In terms of construction, neighborhood, community and strip center completions in the city will total 290,000 square feet in 2013, according to the Marcus & Millichap report. Last year, in-city shopping center deliveries totaled around 343,000 square feet.
Polczynski said a lot of the big retailers are focused on urban markets.
“Target has plans to do a City Target at the corner of Belmont, Lincoln and Ashland, which is a smaller concept,” she said. “They will open their full Target on Division, and they’re very aggressive. Whole Foods is still very aggressive in the city, and then we have some smaller format grocers like Plum Market, which opened at Division and Wells. They’re also very aggressive but they’re very careful with their expansion plans.”
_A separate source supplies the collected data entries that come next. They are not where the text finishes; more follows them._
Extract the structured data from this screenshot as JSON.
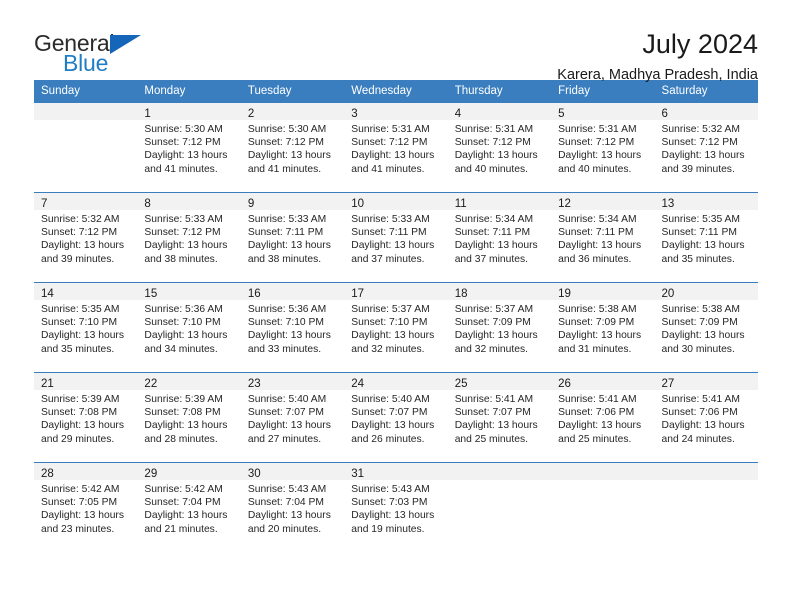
{
  "brand": {
    "name_part1": "General",
    "name_part2": "Blue",
    "accent_color": "#1f7ec4",
    "triangle_color": "#1565b8"
  },
  "header": {
    "title": "July 2024",
    "subtitle": "Karera, Madhya Pradesh, India"
  },
  "calendar": {
    "header_bg": "#3a7ebf",
    "daynum_bg": "#f2f2f2",
    "weekdays": [
      "Sunday",
      "Monday",
      "Tuesday",
      "Wednesday",
      "Thursday",
      "Friday",
      "Saturday"
    ],
    "weeks": [
      [
        {
          "day": "",
          "sunrise": "",
          "sunset": "",
          "daylight1": "",
          "daylight2": "",
          "empty": true
        },
        {
          "day": "1",
          "sunrise": "Sunrise: 5:30 AM",
          "sunset": "Sunset: 7:12 PM",
          "daylight1": "Daylight: 13 hours",
          "daylight2": "and 41 minutes.",
          "empty": false
        },
        {
          "day": "2",
          "sunrise": "Sunrise: 5:30 AM",
          "sunset": "Sunset: 7:12 PM",
          "daylight1": "Daylight: 13 hours",
          "daylight2": "and 41 minutes.",
          "empty": false
        },
        {
          "day": "3",
          "sunrise": "Sunrise: 5:31 AM",
          "sunset": "Sunset: 7:12 PM",
          "daylight1": "Daylight: 13 hours",
          "daylight2": "and 41 minutes.",
          "empty": false
        },
        {
          "day": "4",
          "sunrise": "Sunrise: 5:31 AM",
          "sunset": "Sunset: 7:12 PM",
          "daylight1": "Daylight: 13 hours",
          "daylight2": "and 40 minutes.",
          "empty": false
        },
        {
          "day": "5",
          "sunrise": "Sunrise: 5:31 AM",
          "sunset": "Sunset: 7:12 PM",
          "daylight1": "Daylight: 13 hours",
          "daylight2": "and 40 minutes.",
          "empty": false
        },
        {
          "day": "6",
          "sunrise": "Sunrise: 5:32 AM",
          "sunset": "Sunset: 7:12 PM",
          "daylight1": "Daylight: 13 hours",
          "daylight2": "and 39 minutes.",
          "empty": false
        }
      ],
      [
        {
          "day": "7",
          "sunrise": "Sunrise: 5:32 AM",
          "sunset": "Sunset: 7:12 PM",
          "daylight1": "Daylight: 13 hours",
          "daylight2": "and 39 minutes.",
          "empty": false
        },
        {
          "day": "8",
          "sunrise": "Sunrise: 5:33 AM",
          "sunset": "Sunset: 7:12 PM",
          "daylight1": "Daylight: 13 hours",
          "daylight2": "and 38 minutes.",
          "empty": false
        },
        {
          "day": "9",
          "sunrise": "Sunrise: 5:33 AM",
          "sunset": "Sunset: 7:11 PM",
          "daylight1": "Daylight: 13 hours",
          "daylight2": "and 38 minutes.",
          "empty": false
        },
        {
          "day": "10",
          "sunrise": "Sunrise: 5:33 AM",
          "sunset": "Sunset: 7:11 PM",
          "daylight1": "Daylight: 13 hours",
          "daylight2": "and 37 minutes.",
          "empty": false
        },
        {
          "day": "11",
          "sunrise": "Sunrise: 5:34 AM",
          "sunset": "Sunset: 7:11 PM",
          "daylight1": "Daylight: 13 hours",
          "daylight2": "and 37 minutes.",
          "empty": false
        },
        {
          "day": "12",
          "sunrise": "Sunrise: 5:34 AM",
          "sunset": "Sunset: 7:11 PM",
          "daylight1": "Daylight: 13 hours",
          "daylight2": "and 36 minutes.",
          "empty": false
        },
        {
          "day": "13",
          "sunrise": "Sunrise: 5:35 AM",
          "sunset": "Sunset: 7:11 PM",
          "daylight1": "Daylight: 13 hours",
          "daylight2": "and 35 minutes.",
          "empty": false
        }
      ],
      [
        {
          "day": "14",
          "sunrise": "Sunrise: 5:35 AM",
          "sunset": "Sunset: 7:10 PM",
          "daylight1": "Daylight: 13 hours",
          "daylight2": "and 35 minutes.",
          "empty": false
        },
        {
          "day": "15",
          "sunrise": "Sunrise: 5:36 AM",
          "sunset": "Sunset: 7:10 PM",
          "daylight1": "Daylight: 13 hours",
          "daylight2": "and 34 minutes.",
          "empty": false
        },
        {
          "day": "16",
          "sunrise": "Sunrise: 5:36 AM",
          "sunset": "Sunset: 7:10 PM",
          "daylight1": "Daylight: 13 hours",
          "daylight2": "and 33 minutes.",
          "empty": false
        },
        {
          "day": "17",
          "sunrise": "Sunrise: 5:37 AM",
          "sunset": "Sunset: 7:10 PM",
          "daylight1": "Daylight: 13 hours",
          "daylight2": "and 32 minutes.",
          "empty": false
        },
        {
          "day": "18",
          "sunrise": "Sunrise: 5:37 AM",
          "sunset": "Sunset: 7:09 PM",
          "daylight1": "Daylight: 13 hours",
          "daylight2": "and 32 minutes.",
          "empty": false
        },
        {
          "day": "19",
          "sunrise": "Sunrise: 5:38 AM",
          "sunset": "Sunset: 7:09 PM",
          "daylight1": "Daylight: 13 hours",
          "daylight2": "and 31 minutes.",
          "empty": false
        },
        {
          "day": "20",
          "sunrise": "Sunrise: 5:38 AM",
          "sunset": "Sunset: 7:09 PM",
          "daylight1": "Daylight: 13 hours",
          "daylight2": "and 30 minutes.",
          "empty": false
        }
      ],
      [
        {
          "day": "21",
          "sunrise": "Sunrise: 5:39 AM",
          "sunset": "Sunset: 7:08 PM",
          "daylight1": "Daylight: 13 hours",
          "daylight2": "and 29 minutes.",
          "empty": false
        },
        {
          "day": "22",
          "sunrise": "Sunrise: 5:39 AM",
          "sunset": "Sunset: 7:08 PM",
          "daylight1": "Daylight: 13 hours",
          "daylight2": "and 28 minutes.",
          "empty": false
        },
        {
          "day": "23",
          "sunrise": "Sunrise: 5:40 AM",
          "sunset": "Sunset: 7:07 PM",
          "daylight1": "Daylight: 13 hours",
          "daylight2": "and 27 minutes.",
          "empty": false
        },
        {
          "day": "24",
          "sunrise": "Sunrise: 5:40 AM",
          "sunset": "Sunset: 7:07 PM",
          "daylight1": "Daylight: 13 hours",
          "daylight2": "and 26 minutes.",
          "empty": false
        },
        {
          "day": "25",
          "sunrise": "Sunrise: 5:41 AM",
          "sunset": "Sunset: 7:07 PM",
          "daylight1": "Daylight: 13 hours",
          "daylight2": "and 25 minutes.",
          "empty": false
        },
        {
          "day": "26",
          "sunrise": "Sunrise: 5:41 AM",
          "sunset": "Sunset: 7:06 PM",
          "daylight1": "Daylight: 13 hours",
          "daylight2": "and 25 minutes.",
          "empty": false
        },
        {
          "day": "27",
          "sunrise": "Sunrise: 5:41 AM",
          "sunset": "Sunset: 7:06 PM",
          "daylight1": "Daylight: 13 hours",
          "daylight2": "and 24 minutes.",
          "empty": false
        }
      ],
      [
        {
          "day": "28",
          "sunrise": "Sunrise: 5:42 AM",
          "sunset": "Sunset: 7:05 PM",
          "daylight1": "Daylight: 13 hours",
          "daylight2": "and 23 minutes.",
          "empty": false
        },
        {
          "day": "29",
          "sunrise": "Sunrise: 5:42 AM",
          "sunset": "Sunset: 7:04 PM",
          "daylight1": "Daylight: 13 hours",
          "daylight2": "and 21 minutes.",
          "empty": false
        },
        {
          "day": "30",
          "sunrise": "Sunrise: 5:43 AM",
          "sunset": "Sunset: 7:04 PM",
          "daylight1": "Daylight: 13 hours",
          "daylight2": "and 20 minutes.",
          "empty": false
        },
        {
          "day": "31",
          "sunrise": "Sunrise: 5:43 AM",
          "sunset": "Sunset: 7:03 PM",
          "daylight1": "Daylight: 13 hours",
          "daylight2": "and 19 minutes.",
          "empty": false
        },
        {
          "day": "",
          "sunrise": "",
          "sunset": "",
          "daylight1": "",
          "daylight2": "",
          "empty": true
        },
        {
          "day": "",
          "sunrise": "",
          "sunset": "",
          "daylight1": "",
          "daylight2": "",
          "empty": true
        },
        {
          "day": "",
          "sunrise": "",
          "sunset": "",
          "daylight1": "",
          "daylight2": "",
          "empty": true
        }
      ]
    ]
  }
}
With limited shopping center construction under way in the suburbs of Chicago, Marcus & Millichap predicts many retailers will target well-located existing properties for expansion. As a result, vacancy should decline moderately.
‘Bedding war’
The suburbs also are experiencing an influx of bedding retailers.
“We also have kind of a bedding war,” Polczynski said. “We have a lot of mattress retailers.”
Two new mattress retailers have recently entered the market, according to Polczynski. One is Art Van Furniture, which recently opened in a former 46,000-square-foot Dominick’s at Orland Greens Shopping Center in Orland Park. The company signed a 10-year lease and spent $2 million to build out the store, with plans to open five additional stores by the end of the year, Polczynski said.
“That’s pretty aggressive,” she said. “They also opened a 183,000-square-foot distribution center in Bolingbrook, so they’re really planting their flag here.”
Sleepy’s, which is more of a traditional mattress retailer, also has entered the market, according to Polczynski. The company has 800 showrooms, mainly in the Mid-Atlantic region and in the Northeast, she said. Sleepy’s opened a store in Orland Park at 159th Street and Harlem Avenue and another location on 95th Street in Evergreen Park, she said.
“They’re also negotiating several deals in the city right now, so they’re very active,” Polczynski said.